Eviana Hartman. It is called Etxe Nami, which means “house” and “wave” in Basque and Japanese, respectively, and is situated one quick TGV stop past Biarritz in the center of Saint-Jean-de-Luz (a quaint port town that hosted the moving final scene of Eric Rohmer’s 1986 summer-holiday classic Le Rayon Vert). The name and concept reflect the half-French, half-Japanese heritage of founder Gloria Reiko Pedemonte, a habitué of the Paris underground creative scene who decamped to the region two years ago after a decade-plus running the electronic music label Tsunami-Addiction. Inspired by memories of the country home of her Japanese grandmother, who lived to be 100, and Purple Café, a storied early-aughts Paris canteen run by the influential magazine, Pedemonte partnered with Paris-based chef Lena Balacco to create a multipurpose space she describes as “a spiritual initiatory journey that would dive me into my deep roots.”

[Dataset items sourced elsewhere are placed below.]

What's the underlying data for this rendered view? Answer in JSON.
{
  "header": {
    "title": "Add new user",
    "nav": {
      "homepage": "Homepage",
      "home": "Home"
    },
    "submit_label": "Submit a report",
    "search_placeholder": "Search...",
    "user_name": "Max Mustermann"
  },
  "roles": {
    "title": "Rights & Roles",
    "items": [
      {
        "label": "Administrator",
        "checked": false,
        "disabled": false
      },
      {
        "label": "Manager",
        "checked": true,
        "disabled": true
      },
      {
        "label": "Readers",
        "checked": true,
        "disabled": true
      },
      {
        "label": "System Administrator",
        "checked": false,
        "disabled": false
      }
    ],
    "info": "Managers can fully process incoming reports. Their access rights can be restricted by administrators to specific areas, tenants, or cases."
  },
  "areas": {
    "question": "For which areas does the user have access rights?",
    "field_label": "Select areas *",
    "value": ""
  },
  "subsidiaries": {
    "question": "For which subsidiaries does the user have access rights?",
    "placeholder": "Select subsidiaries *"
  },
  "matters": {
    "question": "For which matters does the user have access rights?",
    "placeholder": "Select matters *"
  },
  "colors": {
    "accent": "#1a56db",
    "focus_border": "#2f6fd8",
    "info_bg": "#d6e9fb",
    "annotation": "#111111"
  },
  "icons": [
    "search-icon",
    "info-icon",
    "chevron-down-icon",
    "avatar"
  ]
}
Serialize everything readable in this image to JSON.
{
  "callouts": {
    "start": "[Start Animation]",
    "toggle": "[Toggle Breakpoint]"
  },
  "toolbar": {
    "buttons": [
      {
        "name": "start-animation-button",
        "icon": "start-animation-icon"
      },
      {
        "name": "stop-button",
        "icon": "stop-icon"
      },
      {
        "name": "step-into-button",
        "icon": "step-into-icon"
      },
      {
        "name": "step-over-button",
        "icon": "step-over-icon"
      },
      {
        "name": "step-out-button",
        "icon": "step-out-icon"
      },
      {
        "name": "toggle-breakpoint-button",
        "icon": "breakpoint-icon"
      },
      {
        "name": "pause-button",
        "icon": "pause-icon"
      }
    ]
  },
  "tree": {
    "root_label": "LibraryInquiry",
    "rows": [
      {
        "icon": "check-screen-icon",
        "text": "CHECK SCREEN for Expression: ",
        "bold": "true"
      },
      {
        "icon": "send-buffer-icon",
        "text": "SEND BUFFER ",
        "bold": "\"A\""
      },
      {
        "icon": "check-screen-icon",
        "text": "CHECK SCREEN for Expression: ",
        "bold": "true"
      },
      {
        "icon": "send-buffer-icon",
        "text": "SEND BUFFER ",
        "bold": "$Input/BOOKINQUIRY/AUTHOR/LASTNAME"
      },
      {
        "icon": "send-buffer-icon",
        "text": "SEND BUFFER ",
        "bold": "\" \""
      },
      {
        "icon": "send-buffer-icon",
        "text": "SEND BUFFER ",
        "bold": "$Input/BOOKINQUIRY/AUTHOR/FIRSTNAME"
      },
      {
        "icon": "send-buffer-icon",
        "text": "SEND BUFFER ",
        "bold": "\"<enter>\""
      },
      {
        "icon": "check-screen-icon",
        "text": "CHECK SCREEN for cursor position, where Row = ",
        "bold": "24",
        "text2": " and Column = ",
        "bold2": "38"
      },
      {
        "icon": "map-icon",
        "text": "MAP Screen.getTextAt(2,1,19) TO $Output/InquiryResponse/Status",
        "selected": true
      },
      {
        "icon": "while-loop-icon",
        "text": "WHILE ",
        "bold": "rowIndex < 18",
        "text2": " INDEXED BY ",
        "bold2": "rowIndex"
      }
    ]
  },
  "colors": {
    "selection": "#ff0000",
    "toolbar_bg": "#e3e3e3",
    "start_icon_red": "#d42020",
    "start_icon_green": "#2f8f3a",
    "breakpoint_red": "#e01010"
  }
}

That journey begins in the austerely lovely café, which feels a bit like Southern France’s answer to Dimes or Sqirl with its whitewashed interior and Instagrammable vegetarian Japanese bowls, made with organic produce from the legendary farmer’s market around the corner. Out back, handmade ceramics and objects from Japan are sold in a loftlike structure, along with clothes from progressive international brands like Tokyo’s Cosmic Wonder; Baserange (one cofounder lives relatively nearby in Toulouse); and Etxe Nami’s in-house brand Vague et Lame (“wave and blade”), a unisex collaboration with Parisian designer Joel Dages inspired by Japanese workwear and made locally with organic French textiles. The space also serves as a gallery—on display now are one-of-a-kind indigo-dyed garments by designer Anaïs Guery—and hosts an artists’ residency that invites Japanese contemporary talent to learn and reinterpret Basque craft traditions. An adjacent garden offers ongoing workshops for the public, which this month include Japanese cooking, indigo dyeing, and origami.
It all makes for an experience far richer than retail—one that feels both radically new and completely natural in a region where time seems to stand still. “The Basque country looks strangely like Japan, and they have a lot in common: The ocean and mountain landscapes, climate, language sonorities, street names, folklore, pagan beliefs, craft,” Pedemonte says. “We want to forge strong links between Japan and the Basque country by relying on crafts and tradition while combining them with modernity. The space is an invitation to travel—to understand the cultures.”
Etxe Nami, 11 Avenue Jaureguiberry, Saint-Jean-de-Luz, France; etxenami.com.